St Peter's Community Hospital serves all heart patients in Helena and the surrounding area, with a total population of 68 140. It is nearly 100 km to the next nearest hospital with cardiology services.
About 90% of the population of Helena live in the 59601 zip code. The 10% remaining live in the 59602 zip code, which includes a residential area immediately adjacent to Helena. Many people who live there work in Helena. We surveyed 500 consecutive patients aged over 18 years old who resided in the 59602 zip code and were admitted to the hospital for all causes. Of the 213 of these patients who were employed outside the home, 192 worked in the 59601 zip code area, so we considered 59602 part of Helena for our analyses. We also included zip codes 59604 and 59624 (post office boxes in Helena). All other 596xx zip codes, 59713, and 59728 were considered “not Helena.”
Selection of patients
St Peter's Hospital uses a combination of paper and electronic medical records and computerised billing. We reviewed charts for the months of June to November (the months the ban was in effect) for each year from 1998 to 2003 for patients with a primary or secondary diagnosis of acute myocardial infarction (ICD-9 (international classification of diseases, ninth revision) codes 410.xx). During these months, there were 10 497 admissions for all causes (including acute myocardial infarction) from Helena and 3367 from outside Helena. The attending physician made the diagnosis at the time of discharge, and the hospital billing staff assigned the codes. (Two of the authors (RPS and RMS) were attending physicians for 18 of the 304 admissions included in this study and so assigned the diagnosis. All but three of these patients were treated before we thought of doing this study. These three patients were also seen by a cardiologist and thus had independent blinded corroboration of the diagnosis.) Data were sorted by primary and secondary diagnoses and by zip code to compare the incidence of acute myocardial infarction in residents with zip codes for the city of Helena and residents of the surrounding areas, where there was no ban.
We studied patients' charts if there was a primary or secondary discharge or emergency room diagnosis of acute myocardial infarction. Acute myocardial infarction was the primary diagnosis for 283 cases. Selection criteria were onset of symptoms in the study area, a primary diagnosis of acute myocardial infarction, and no recent procedure that could have precipitated acute myocardial infarction. We excluded eight cases because onset of symptoms occurred outside the study area and one because the patient died in the emergency room three days after angioplasty. The charts of three patients were reviewed because of multiple admissions in any 60 day period. Of a total of five such admissions, one was excluded because there was no chemical evidence (raised troponin I concentrations or creatine phosphokinase activity) for a new event. We therefore included 274 admissions with a primary diagnosis in the analysis.
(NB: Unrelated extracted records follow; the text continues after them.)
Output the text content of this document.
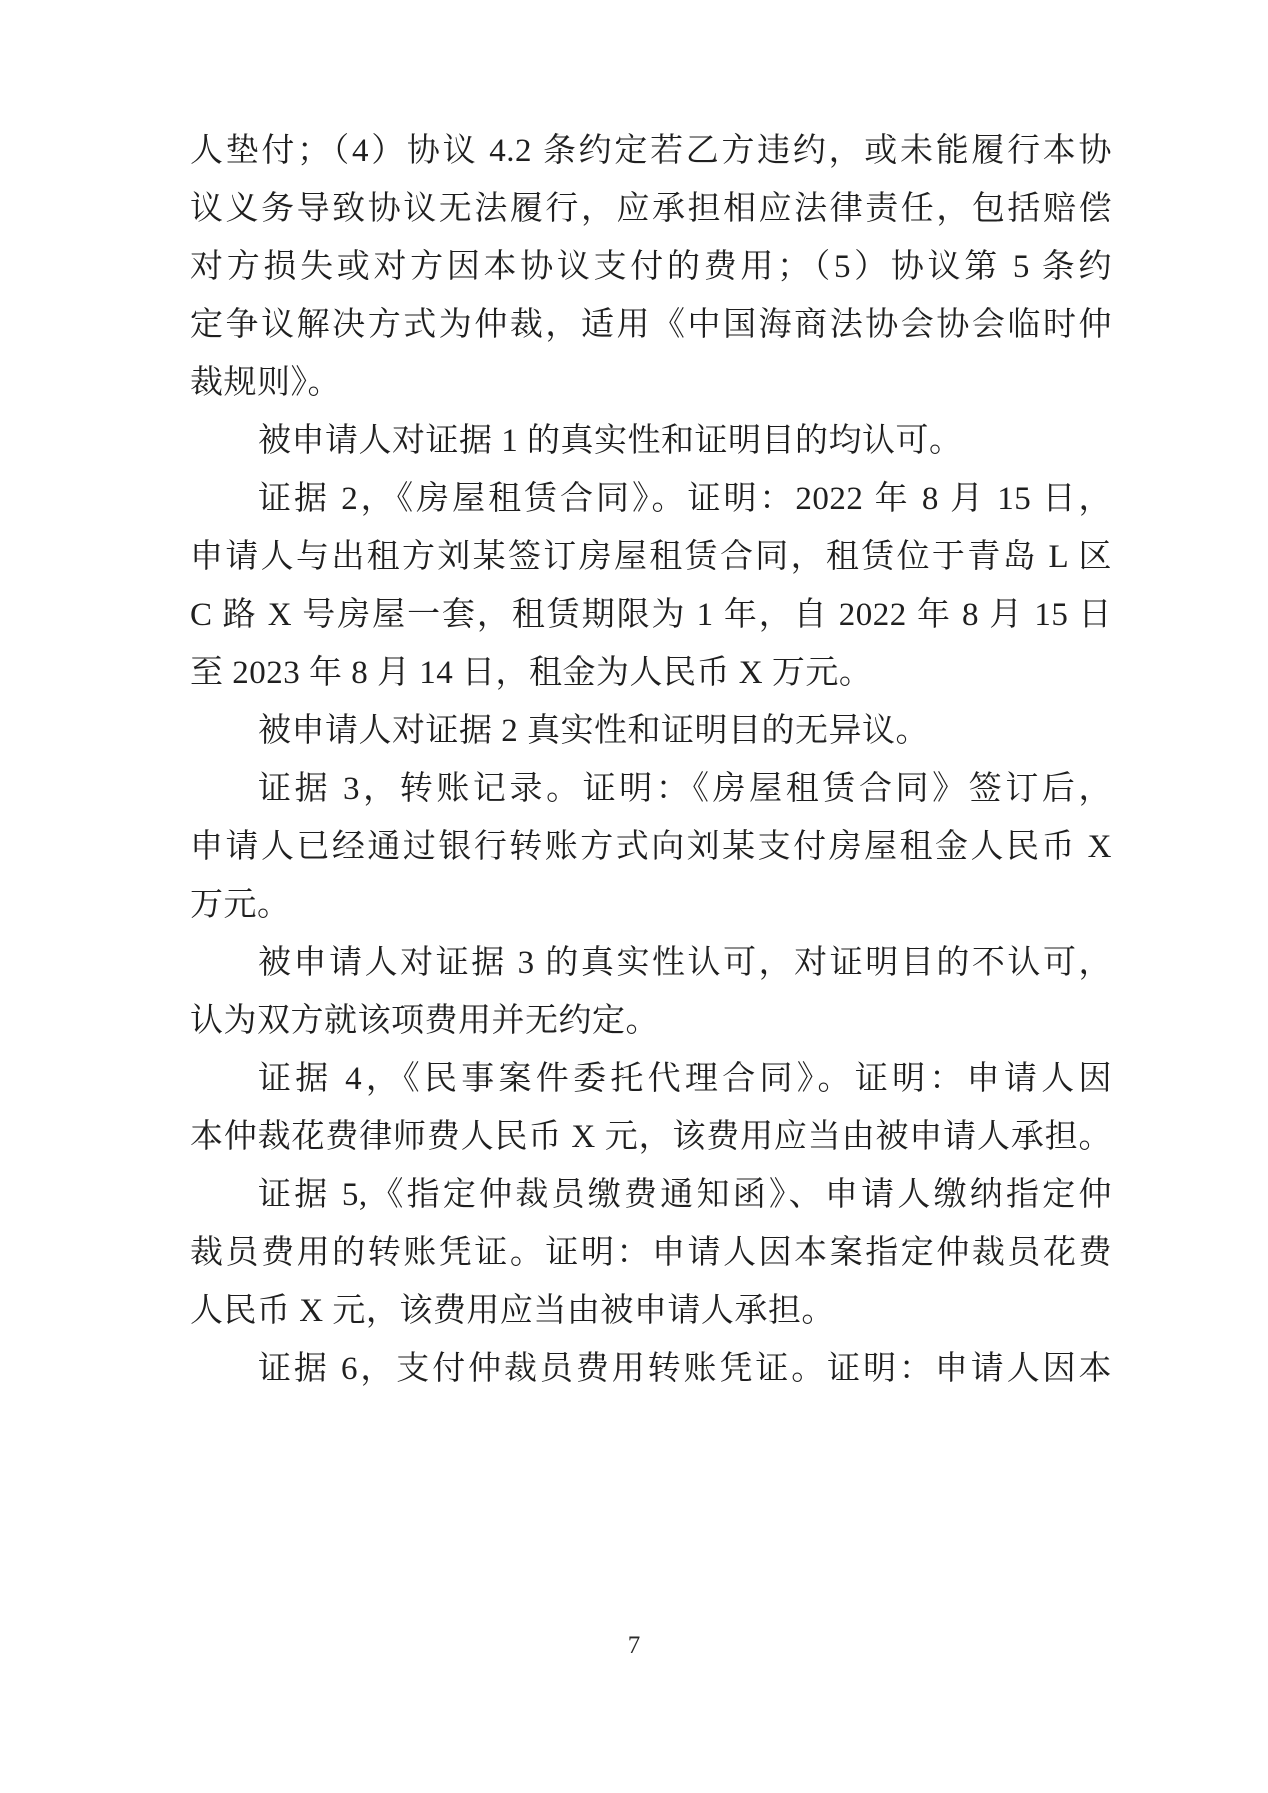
人垫付；（4）协议 4.2 条约定若乙方违约，或未能履行本协
议义务导致协议无法履行，应承担相应法律责任，包括赔偿
对方损失或对方因本协议支付的费用；（5）协议第 5 条约
定争议解决方式为仲裁，适用《中国海商法协会协会临时仲
裁规则》。
被申请人对证据 1 的真实性和证明目的均认可。
证据 2，《房屋租赁合同》。证明：2022 年 8 月 15 日，
申请人与出租方刘某签订房屋租赁合同，租赁位于青岛 L 区
C 路 X 号房屋一套，租赁期限为 1 年，自 2022 年 8 月 15 日
至 2023 年 8 月 14 日，租金为人民币 X 万元。
被申请人对证据 2 真实性和证明目的无异议。
证据 3，转账记录。证明：《房屋租赁合同》签订后，
申请人已经通过银行转账方式向刘某支付房屋租金人民币 X
万元。
被申请人对证据 3 的真实性认可，对证明目的不认可，
认为双方就该项费用并无约定。
证据 4，《民事案件委托代理合同》。证明：申请人因
本仲裁花费律师费人民币 X 元，该费用应当由被申请人承担。
证据 5,《指定仲裁员缴费通知函》、申请人缴纳指定仲
裁员费用的转账凭证。证明：申请人因本案指定仲裁员花费
人民币 X 元，该费用应当由被申请人承担。
证据 6，支付仲裁员费用转账凭证。证明：申请人因本
7
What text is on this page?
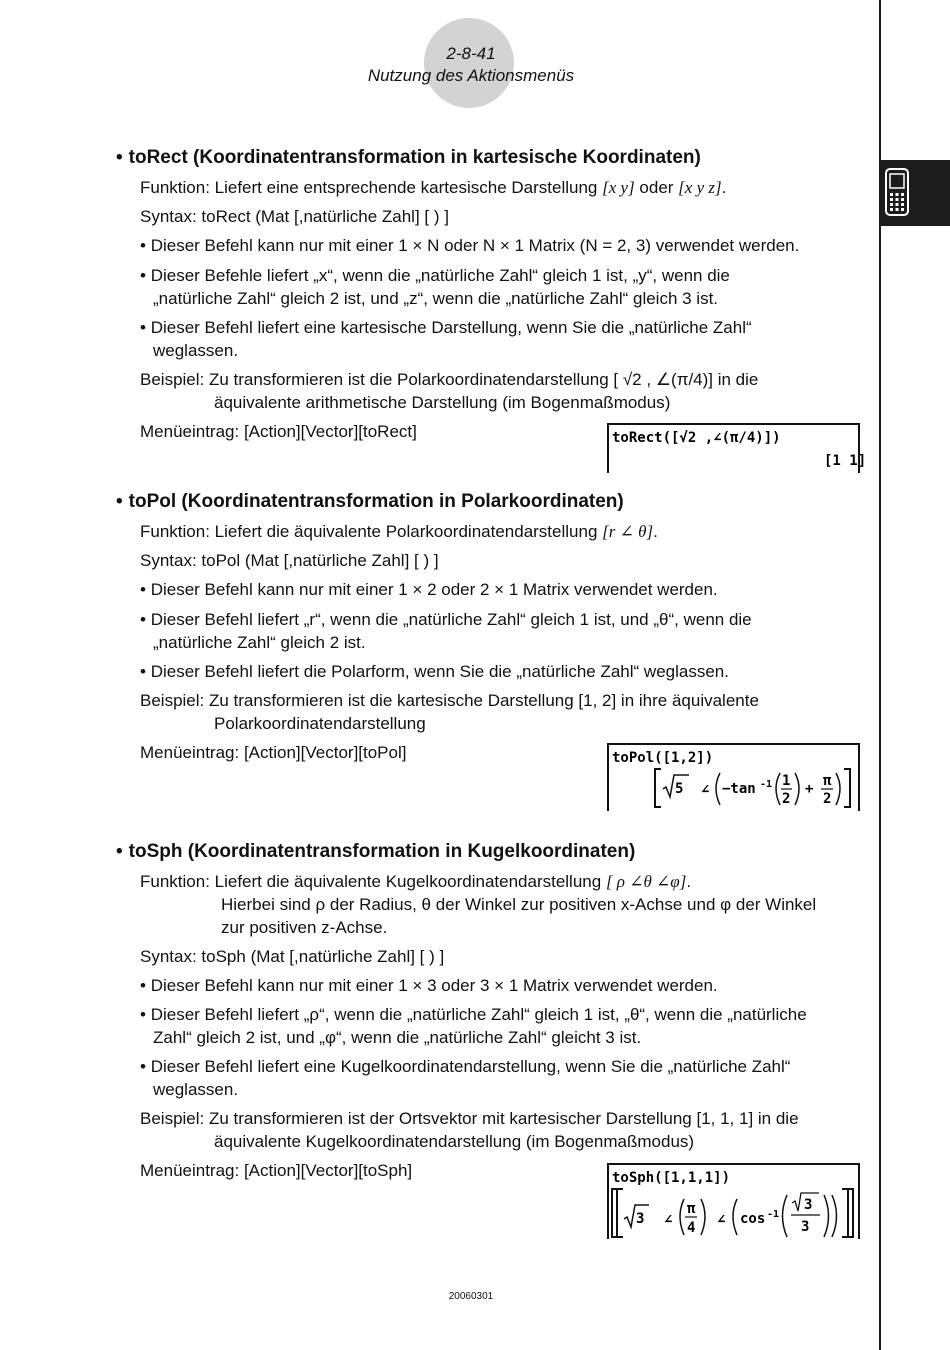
2-8-41
Nutzung des Aktionsmenüs
• toRect (Koordinatentransformation in kartesische Koordinaten)
Funktion: Liefert eine entsprechende kartesische Darstellung [x y] oder [x y z].
Syntax: toRect (Mat [,natürliche Zahl] [ ) ]
• Dieser Befehl kann nur mit einer 1 × N oder N × 1 Matrix (N = 2, 3) verwendet werden.
• Dieser Befehle liefert „x“, wenn die „natürliche Zahl“ gleich 1 ist, „y“, wenn die
„natürliche Zahl“ gleich 2 ist, und „z“, wenn die „natürliche Zahl“ gleich 3 ist.
• Dieser Befehl liefert eine kartesische Darstellung, wenn Sie die „natürliche Zahl“
weglassen.
Beispiel: Zu transformieren ist die Polarkoordinatendarstellung [ √2 , ∠(π/4)] in die
äquivalente arithmetische Darstellung (im Bogenmaßmodus)
Menüeintrag: [Action][Vector][toRect]	toRect([√2 ,∠(π/4)])
[1 1]
• toPol (Koordinatentransformation in Polarkoordinaten)
Funktion: Liefert die äquivalente Polarkoordinatendarstellung [r ∠ θ].
Syntax: toPol (Mat [,natürliche Zahl] [ ) ]
• Dieser Befehl kann nur mit einer 1 × 2 oder 2 × 1 Matrix verwendet werden.
• Dieser Befehl liefert „r“, wenn die „natürliche Zahl“ gleich 1 ist, und „θ“, wenn die
„natürliche Zahl“ gleich 2 ist.
• Dieser Befehl liefert die Polarform, wenn Sie die „natürliche Zahl“ weglassen.
Beispiel: Zu transformieren ist die kartesische Darstellung [1, 2] in ihre äquivalente
Polarkoordinatendarstellung
Menüeintrag: [Action][Vector][toPol]	toPol([1,2])
5 ∠ −tan -1 1
2
+ π
2
• toSph (Koordinatentransformation in Kugelkoordinaten)
Funktion: Liefert die äquivalente Kugelkoordinatendarstellung [ ρ ∠θ ∠φ].
Hierbei sind ρ der Radius, θ der Winkel zur positiven x-Achse und φ der Winkel
zur positiven z-Achse.
Syntax: toSph (Mat [,natürliche Zahl] [ ) ]
• Dieser Befehl kann nur mit einer 1 × 3 oder 3 × 1 Matrix verwendet werden.
• Dieser Befehl liefert „ρ“, wenn die „natürliche Zahl“ gleich 1 ist, „θ“, wenn die „natürliche
Zahl“ gleich 2 ist, und „φ“, wenn die „natürliche Zahl“ gleicht 3 ist.
• Dieser Befehl liefert eine Kugelkoordinatendarstellung, wenn Sie die „natürliche Zahl“
weglassen.
Beispiel: Zu transformieren ist der Ortsvektor mit kartesischer Darstellung [1, 1, 1] in die
äquivalente Kugelkoordinatendarstellung (im Bogenmaßmodus)
Menüeintrag: [Action][Vector][toSph]	toSph([1,1,1])
3 ∠
π
4 ∠ cos -1
3
3
20060301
We reviewed 71 cases with a secondary diagnosis of acute myocardial infarction. To be included, patients had to have chemical evidence (raised troponin I concentrations or creatine phosphokinase activity) at the time of admission or within the first 24 hours, onset of symptoms inside the study area, and no recent procedure that could have precipitated acute myocardial infarction. In the analysis we included 30 admissions with a secondary diagnosis and excluded 41.
In all cases, we accepted the attending physician's diagnosis of acute myocardial infarction, and all attending physicians (other than the authors) were blinded to the study. In the three cases included after the study was started a consulting cardiologist, who was blinded to the study, confirmed the diagnosis, according to the medical record. We did not change any diagnosis. We excluded or included cases according to the criteria noted above.
We reviewed charts of patients from outside the study area to determine whether onset of symptoms was in or out of the study area and included them if the patient's symptoms started in the study area. Twenty six patients in the primary acute myocardial infarction group had out of area zip codes; 14 were included. Eight patients with a secondary diagnosis of acute myocardial infarction had zip codes out of the area. We included three patients with a diagnosis of primary myocardial infarction (for example, primary diagnosis of cardiogenic shock with secondary diagnosis of acute myocardial infarction) whose symptoms had started in the study area.
Overall we selected 354 admissions for review, and 304 met the inclusion criteria.
We tested the hypothesis that the law was associated with changes in the total number of admissions for acute myocardial infarction in the six months of June to November (when the law was in effect). We compared the number of admissions during the six months the law was in effect (in 2002) with the average number of admissions during the same six months in the years before (1998-2001) and after (2003) the law.